Disregard the problem with spec work for a second, and imagine that running a design contest actually isn’t a waste of a company’s time.

Florida everglades

Everglades Nation is asking designers to submit their best work for a chance to win $15,000. That’s a sizeable budget, and one that would go a long way toward hiring an excellent designer — one who will offer much more than a single 600 x 600px submission.

But when the contest rules state the following, why not just make it $1,000,000?

“Entrant further acknowledges and agrees that, upon submission, the work becomes the sole and exclusive property of Sponsors [Everglades Nation] who shall have the right to edit, modify, publish, broadcast, publicize, market and/or distribute the submitted work(s) at their discretion at anytime or otherwise use in any way the entry, Entrant’s name and likeness, without further compensation to Entrant, whether or not judged a winner and Entrant will provide written consent upon request. This agreement will be binding upon Entrant’s heirs, successors and assigns.

“Sponsors are not responsible for administration of the competition or in the announcement of the prizes.”



In other words, it’s not actually a contest, but an open harvest of design work. That’s just foul, even by lawyer standards.

I’ve actually been bit by this before. I once submitted a proposal (not a contest, but similar) to a company who ended up choosing no one as a winner. All that time was a waste, for everyone. I can stand losing to a better design firm, but losing to the whims of the organisation is just messed up.

Sheesh. “Binding on entrants heirs, successors and assigns” – why don’t they just ask for the designers first born? What a ridiculous concept. You’re quite right that $10000 could hire a great designer. But until we all start saying NO, unfortunately this type of thing will remain a reality.

Re-effing-diculous… who would sign on for this? I guess the promise of that kind of cash can be a huge lure; blinding designers, and hacks alike into conveniently skip over the formalities. But that’s probably what they were banking on… so wrong.

If you throw enough doo-doo at the wall then some will surely stick. I suppose that’s the thinking behind this. They’ll no doubt get thousands of entries and 99% will be poor, I’d also suggest that 99% of the entries will come from non-professional sources.

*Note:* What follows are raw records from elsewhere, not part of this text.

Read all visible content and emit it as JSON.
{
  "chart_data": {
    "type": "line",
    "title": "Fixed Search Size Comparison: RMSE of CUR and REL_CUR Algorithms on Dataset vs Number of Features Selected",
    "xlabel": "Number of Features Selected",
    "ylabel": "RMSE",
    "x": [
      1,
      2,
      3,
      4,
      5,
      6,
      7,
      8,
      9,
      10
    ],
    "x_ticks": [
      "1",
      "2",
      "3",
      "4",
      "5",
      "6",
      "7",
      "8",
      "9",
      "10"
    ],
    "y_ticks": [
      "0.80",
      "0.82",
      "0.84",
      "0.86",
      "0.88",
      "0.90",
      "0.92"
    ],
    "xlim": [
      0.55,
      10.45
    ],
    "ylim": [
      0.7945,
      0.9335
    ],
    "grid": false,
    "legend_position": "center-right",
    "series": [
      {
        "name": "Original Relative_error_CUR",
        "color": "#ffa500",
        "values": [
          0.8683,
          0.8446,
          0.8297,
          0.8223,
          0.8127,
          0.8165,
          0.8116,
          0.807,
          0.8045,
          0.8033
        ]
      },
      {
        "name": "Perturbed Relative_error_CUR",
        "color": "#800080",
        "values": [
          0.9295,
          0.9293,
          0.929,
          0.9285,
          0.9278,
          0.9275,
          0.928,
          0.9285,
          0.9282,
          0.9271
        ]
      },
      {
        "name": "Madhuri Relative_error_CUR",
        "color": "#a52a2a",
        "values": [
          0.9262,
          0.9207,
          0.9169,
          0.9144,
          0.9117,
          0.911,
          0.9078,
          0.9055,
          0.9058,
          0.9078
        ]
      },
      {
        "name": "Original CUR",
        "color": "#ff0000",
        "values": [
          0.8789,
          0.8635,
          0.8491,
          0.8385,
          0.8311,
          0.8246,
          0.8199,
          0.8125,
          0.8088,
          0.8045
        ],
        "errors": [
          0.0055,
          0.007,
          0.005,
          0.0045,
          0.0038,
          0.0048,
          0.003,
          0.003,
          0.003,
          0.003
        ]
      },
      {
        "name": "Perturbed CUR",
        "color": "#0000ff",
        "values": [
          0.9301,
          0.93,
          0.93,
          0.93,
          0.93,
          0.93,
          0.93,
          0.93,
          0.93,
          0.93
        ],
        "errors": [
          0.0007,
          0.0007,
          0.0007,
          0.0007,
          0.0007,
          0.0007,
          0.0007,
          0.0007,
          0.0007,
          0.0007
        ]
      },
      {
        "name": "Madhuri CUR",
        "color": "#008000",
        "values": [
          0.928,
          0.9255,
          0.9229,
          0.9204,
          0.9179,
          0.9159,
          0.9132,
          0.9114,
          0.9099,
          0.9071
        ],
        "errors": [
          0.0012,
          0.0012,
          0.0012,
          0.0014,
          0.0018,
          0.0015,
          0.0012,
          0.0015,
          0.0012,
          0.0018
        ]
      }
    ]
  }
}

No problem, anyone can have a good idea, if Everglades Nation have the time to evaluate them all then good luck to them, I’m sure they’ll get something which will work just fine.

While there are certainly dangers to our profession from a perceived increase in this kind of approach I’m not particularly concerned. I’m simply reminded to make sure that I give my clients a better service, both creatively and in terms of the added value that comes from understanding their business and supporting them whenever we can.

Good thoughts David, I totally agree.

Nothing beats one-on-one dialogue and extra service working together with the client towards the final result.

In fact, a lot of clients don’t want or need a cluttered x-amount of concepts.

I’m simply reminded by the fact that the best brands and designs in the world were achieved without crowdsourcing. Crowdsourcing isn’t magic, it’s just different thinking.

I think we should bombard the Evergreen Nation by submitting ‘protest logos’. Let’s clog up their servers with wordmarks – protest messages 1mb each (their maximum file size requirement). If they want to look through thousands of logos we can make them look through thousands more and maybe teach them a little about best practices at the same time.